El Perú se venía desangrando desde los 80, cuando Sendero Luminoso pretendió tomar el poder sobre la base de una violencia insana que dejó muerte y dolor en un país marcado por una profunda desigualdad social que se arrastra hasta nuestros días, pero este desangramiento tomó visos de tragedia cuando el terror llegó a la zona más elitista de Lima, aquella que solo sufría apagones muy de vez en cuando y se fastidiaba por los toques de queda, el centro del turismo y el comercio, en donde la clase alta limeña solía pasear e imaginarse lejos de la violencia desencadenada en otras zonas del Perú, marginales, periféricas, empobrecidas, mestizas, quechuahablantes, amazónicas, en donde peruanos y peruanas morían todos los días bajo la sombra y el olvido constante, en un círculo de deshumanización que no tenía cuándo acabar, hasta que ese terror tocó el núcleo del poder económico.

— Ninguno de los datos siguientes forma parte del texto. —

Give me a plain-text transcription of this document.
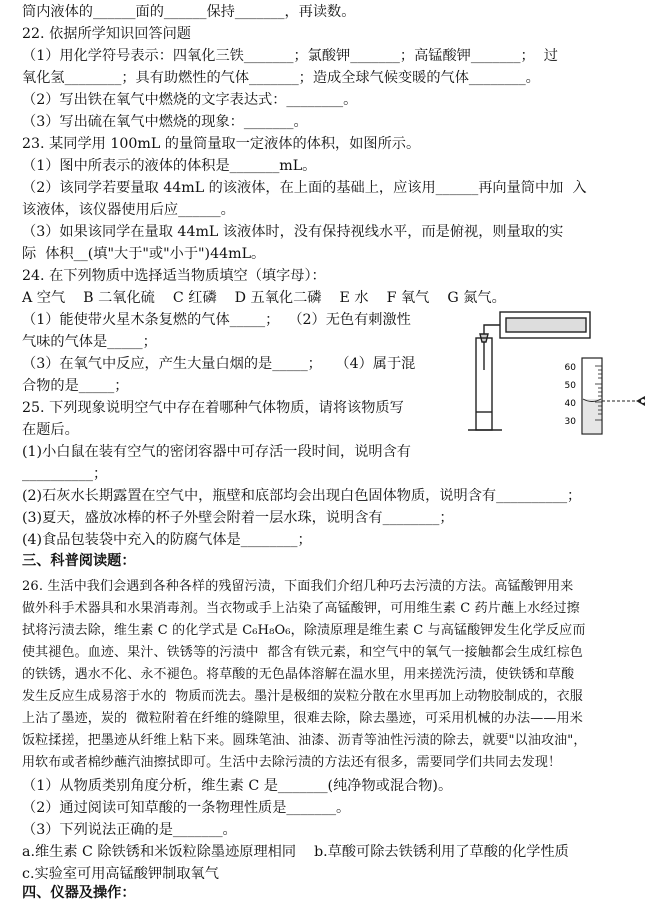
筒内液体的______面的______保持_______，再读数。
22. 依据所学知识回答问题
（1）用化学符号表示：四氧化三铁_______；氯酸钾_______；高锰酸钾_______；  过
氧化氢________；具有助燃性的气体_______；造成全球气候变暖的气体________。
（2）写出铁在氧气中燃烧的文字表达式：________。
（3）写出硫在氧气中燃烧的现象：_______。
23. 某同学用 100mL 的量筒量取一定液体的体积，如图所示。
（1）图中所表示的液体的体积是_______mL。
（2）该同学若要量取 44mL 的该液体，在上面的基础上，应该用______再向量筒中加  入
该液体，该仪器使用后应______。
（3）如果该同学在量取 44mL 该液体时，没有保持视线水平，而是俯视，则量取的实
际  体积__(填"大于"或"小于")44mL。
24. 在下列物质中选择适当物质填空（填字母）：
A 空气    B 二氧化硫    C 红磷    D 五氧化二磷    E 水    F 氧气    G 氮气。
（1）能使带火星木条复燃的气体_____；  （2）无色有刺激性
气味的气体是_____；
（3）在氧气中反应，产生大量白烟的是_____；   （4）属于混
合物的是_____；
25. 下列现象说明空气中存在着哪种气体物质，请将该物质写
在题后。
(1)小白鼠在装有空气的密闭容器中可存活一段时间，说明含有
__________；
(2)石灰水长期露置在空气中，瓶壁和底部均会出现白色固体物质，说明含有__________；
(3)夏天，盛放冰棒的杯子外壁会附着一层水珠，说明含有________；
(4)食品包装袋中充入的防腐气体是________；
三、科普阅读题：
26. 生活中我们会遇到各种各样的残留污渍，下面我们介绍几种巧去污渍的方法。高锰酸钾用来
做外科手术器具和水果消毒剂。当衣物或手上沾染了高锰酸钾，可用维生素 C 药片蘸上水经过擦
拭将污渍去除，维生素 C 的化学式是 C₆H₈O₆，除渍原理是维生素 C 与高锰酸钾发生化学反应而
使其褪色。血迹、果汁、铁锈等的污渍中  都含有铁元素，和空气中的氧气一接触都会生成红棕色
的铁锈，遇水不化、永不褪色。将草酸的无色晶体溶解在温水里，用来搓洗污渍，使铁锈和草酸
发生反应生成易溶于水的  物质而洗去。墨汁是极细的炭粒分散在水里再加上动物胶制成的，衣服
上沾了墨迹，炭的  微粒附着在纤维的缝隙里，很难去除，除去墨迹，可采用机械的办法——用米
饭粒揉搓，把墨迹从纤维上粘下来。圆珠笔油、油漆、沥青等油性污渍的除去，就要"以油攻油"，
用软布或者棉纱蘸汽油擦拭即可。生活中去除污渍的方法还有很多，需要同学们共同去发现！
（1）从物质类别角度分析，维生素 C 是_______(纯净物或混合物)。
（2）通过阅读可知草酸的一条物理性质是_______。
（3）下列说法正确的是_______。
a.维生素 C 除铁锈和米饭粒除墨迹原理相同    b.草酸可除去铁锈利用了草酸的化学性质
c.实验室可用高锰酸钾制取氧气
四、仪器及操作：
60
50
40
30
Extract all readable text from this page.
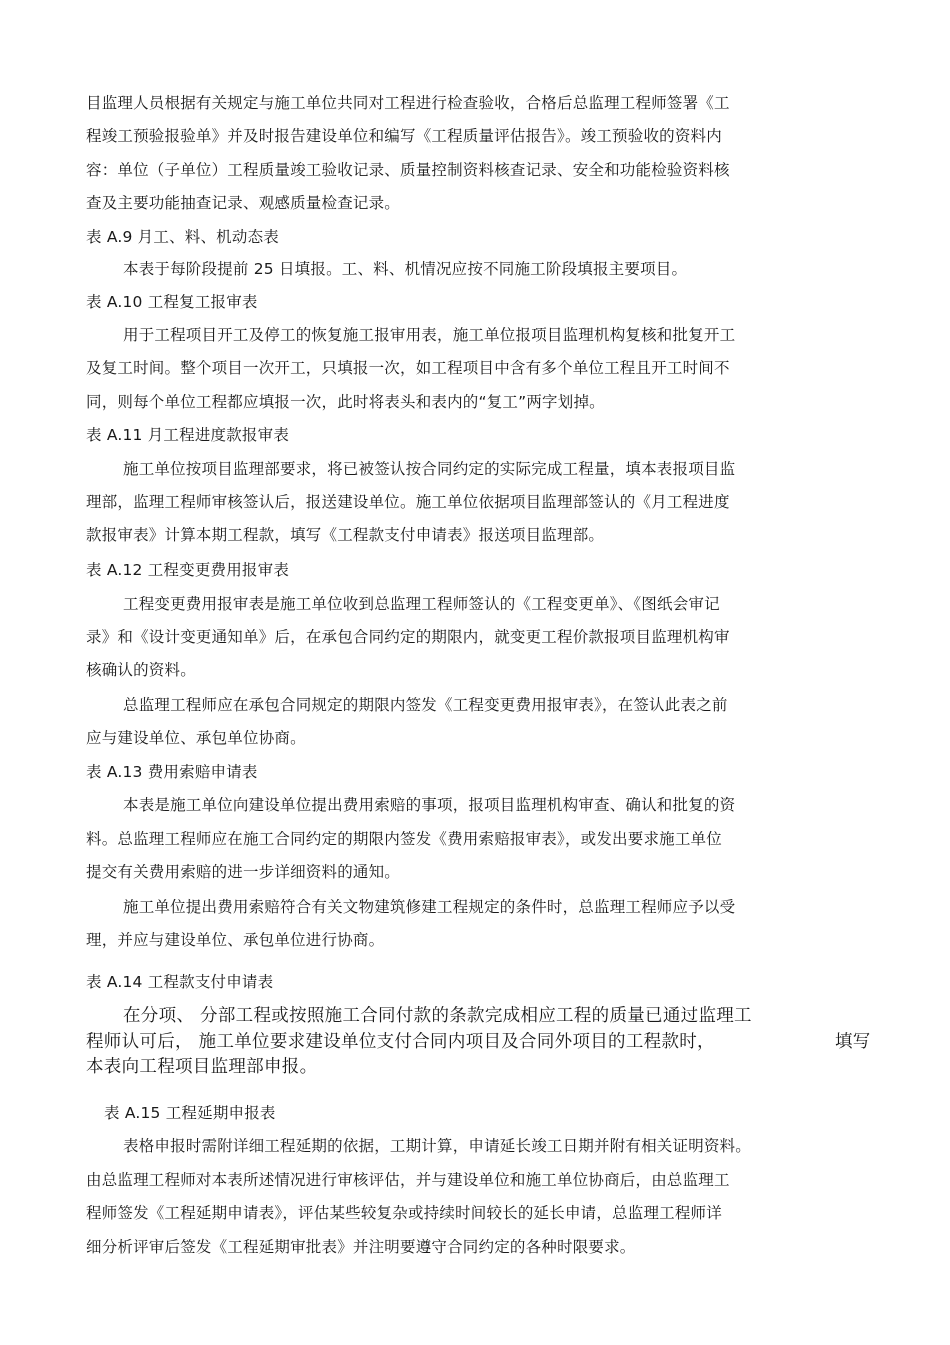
目监理人员根据有关规定与施工单位共同对工程进行检查验收，合格后总监理工程师签署《工
程竣工预验报验单》并及时报告建设单位和编写《工程质量评估报告》。竣工预验收的资料内
容：单位（子单位）工程质量竣工验收记录、质量控制资料核查记录、安全和功能检验资料核
查及主要功能抽查记录、观感质量检查记录。
表 A.9 月工、料、机动态表
本表于每阶段提前 25 日填报。工、料、机情况应按不同施工阶段填报主要项目。
表 A.10 工程复工报审表
用于工程项目开工及停工的恢复施工报审用表，施工单位报项目监理机构复核和批复开工
及复工时间。整个项目一次开工，只填报一次，如工程项目中含有多个单位工程且开工时间不
同，则每个单位工程都应填报一次，此时将表头和表内的“复工”两字划掉。
表 A.11 月工程进度款报审表
施工单位按项目监理部要求，将已被签认按合同约定的实际完成工程量，填本表报项目监
理部，监理工程师审核签认后，报送建设单位。施工单位依据项目监理部签认的《月工程进度
款报审表》计算本期工程款，填写《工程款支付申请表》报送项目监理部。
表 A.12 工程变更费用报审表
工程变更费用报审表是施工单位收到总监理工程师签认的《工程变更单》、《图纸会审记
录》和《设计变更通知单》后，在承包合同约定的期限内，就变更工程价款报项目监理机构审
核确认的资料。
总监理工程师应在承包合同规定的期限内签发《工程变更费用报审表》，在签认此表之前
应与建设单位、承包单位协商。
表 A.13 费用索赔申请表
本表是施工单位向建设单位提出费用索赔的事项，报项目监理机构审查、确认和批复的资
料。总监理工程师应在施工合同约定的期限内签发《费用索赔报审表》，或发出要求施工单位
提交有关费用索赔的进一步详细资料的通知。
施工单位提出费用索赔符合有关文物建筑修建工程规定的条件时，总监理工程师应予以受
理，并应与建设单位、承包单位进行协商。
表 A.14 工程款支付申请表
在分项、 分部工程或按照施工合同付款的条款完成相应工程的质量已通过监理工
程师认可后， 施工单位要求建设单位支付合同内项目及合同外项目的工程款时，	填写
本表向工程项目监理部申报。
表 A.15 工程延期申报表
表格申报时需附详细工程延期的依据，工期计算，申请延长竣工日期并附有相关证明资料。
由总监理工程师对本表所述情况进行审核评估，并与建设单位和施工单位协商后，由总监理工
程师签发《工程延期申请表》，评估某些较复杂或持续时间较长的延长申请，总监理工程师详
细分析评审后签发《工程延期审批表》并注明要遵守合同约定的各种时限要求。
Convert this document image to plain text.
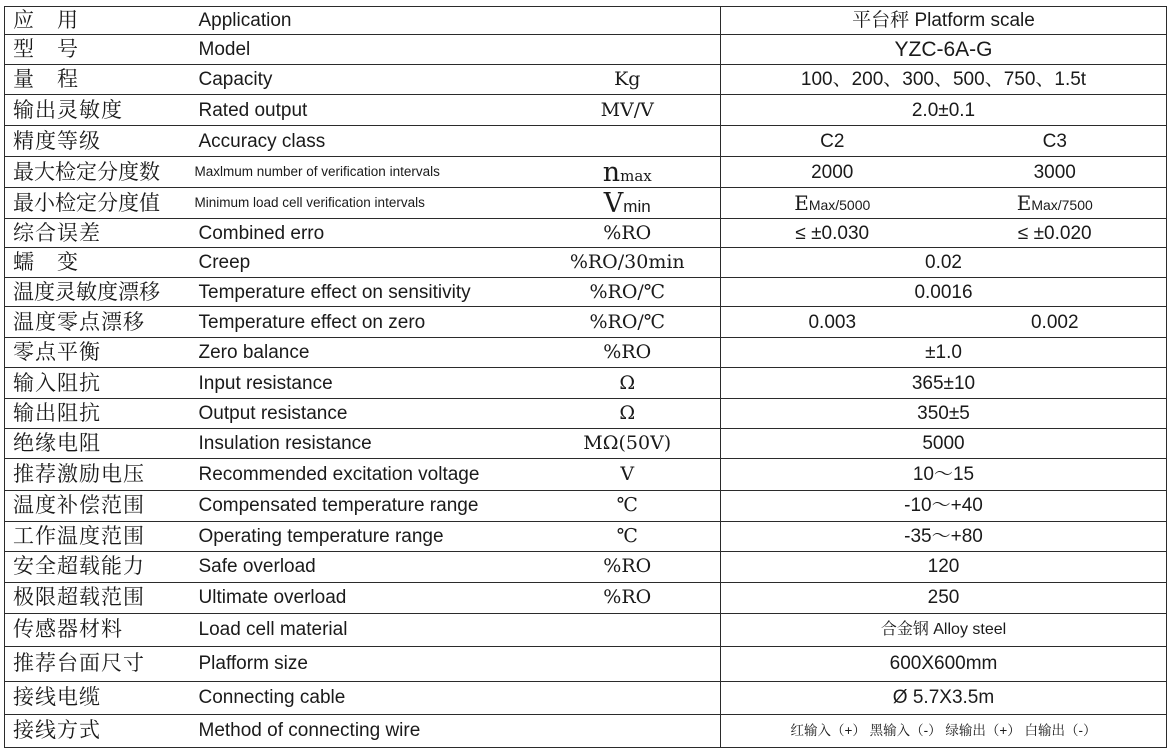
应　用	Application		平台秤 Platform scale
型　号	Model		YZC-6A-G
量　程	Capacity	Kg	100、200、300、500、750、1.5t
输出灵敏度	Rated output	MV/V	2.0±0.1
精度等级	Accuracy class		C2 C3
最大检定分度数	Maxlmum number of verification intervals	nmax	2000 3000
最小检定分度值	Minimum load cell verification intervals	Vmin	EMax/5000 EMax/7500
综合误差	Combined erro	%RO	≤ ±0.030 ≤ ±0.020
蠕　变	Creep	%RO/30min	0.02
温度灵敏度漂移	Temperature effect on sensitivity	%RO/℃	0.0016
温度零点漂移	Temperature effect on zero	%RO/℃	0.003 0.002
零点平衡	Zero balance	%RO	±1.0
输入阻抗	Input resistance	Ω	365±10
输出阻抗	Output resistance	Ω	350±5
绝缘电阻	Insulation resistance	MΩ(50V)	5000
推荐激励电压	Recommended excitation voltage	V	10～15
温度补偿范围	Compensated temperature range	℃	-10～+40
工作温度范围	Operating temperature range	℃	-35～+80
安全超载能力	Safe overload	%RO	120
极限超载范围	Ultimate overload	%RO	250
传感器材料	Load cell material		合金钢 Alloy steel
推荐台面尺寸	Plafform size		600X600mm
接线电缆	Connecting cable		Ø 5.7X3.5m
接线方式	Method of connecting wire		红输入（+） 黑输入（-） 绿输出（+） 白输出（-）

El 16 de julio de 1992, Miraflores vivió lo que ya vivían Villa El Salvador, Comas, Cercado, Huaycán, Chosica y otros distritos de Lima con los cerca de 40 coches bombas que explotaron ese año. Antes, la idea de la violencia estaba asociada a las zonas populosas o a la Sierra, porque “ahí nacían y morían los terroristas”, la élite nunca se imaginó que tocarían a sus puertas con 500 kilogramos de dinamita que reventarían sus sueños de opio, su apartheid natural, su paz y tranquilidad en un país que se desangraba por decenas, por cientos, por miles, todos los días frente a sus ojos.

Solo así una sociedad partida que no se veía como igual pudo unirse siquiera por unos días para mostrar su repudio a la salvaje forma de actuar de Sendero Luminoso. Luego, nuevamente el olvido para los que morían en Ayacucho, para las mujeres violadas en Huancavelica, para los niños asháninkas raptados y obligados a matar, para los miles de detenidos inocentes en las carceletas del Estado, muchos de los cuales siguen esperando una justicia que probablemente no llegue.

El Perú no ha dejado de ser un país racista, que selecciona por quién llorar y por quién no, a quién hacerle duelo y a quién enterrar en la fosa del olvido sin nombre ni dirección, qué vidas merecían ser vividas y a quiénes se les podía justificar sus muertes. Un país quebrantado que aún no logra su reconciliación.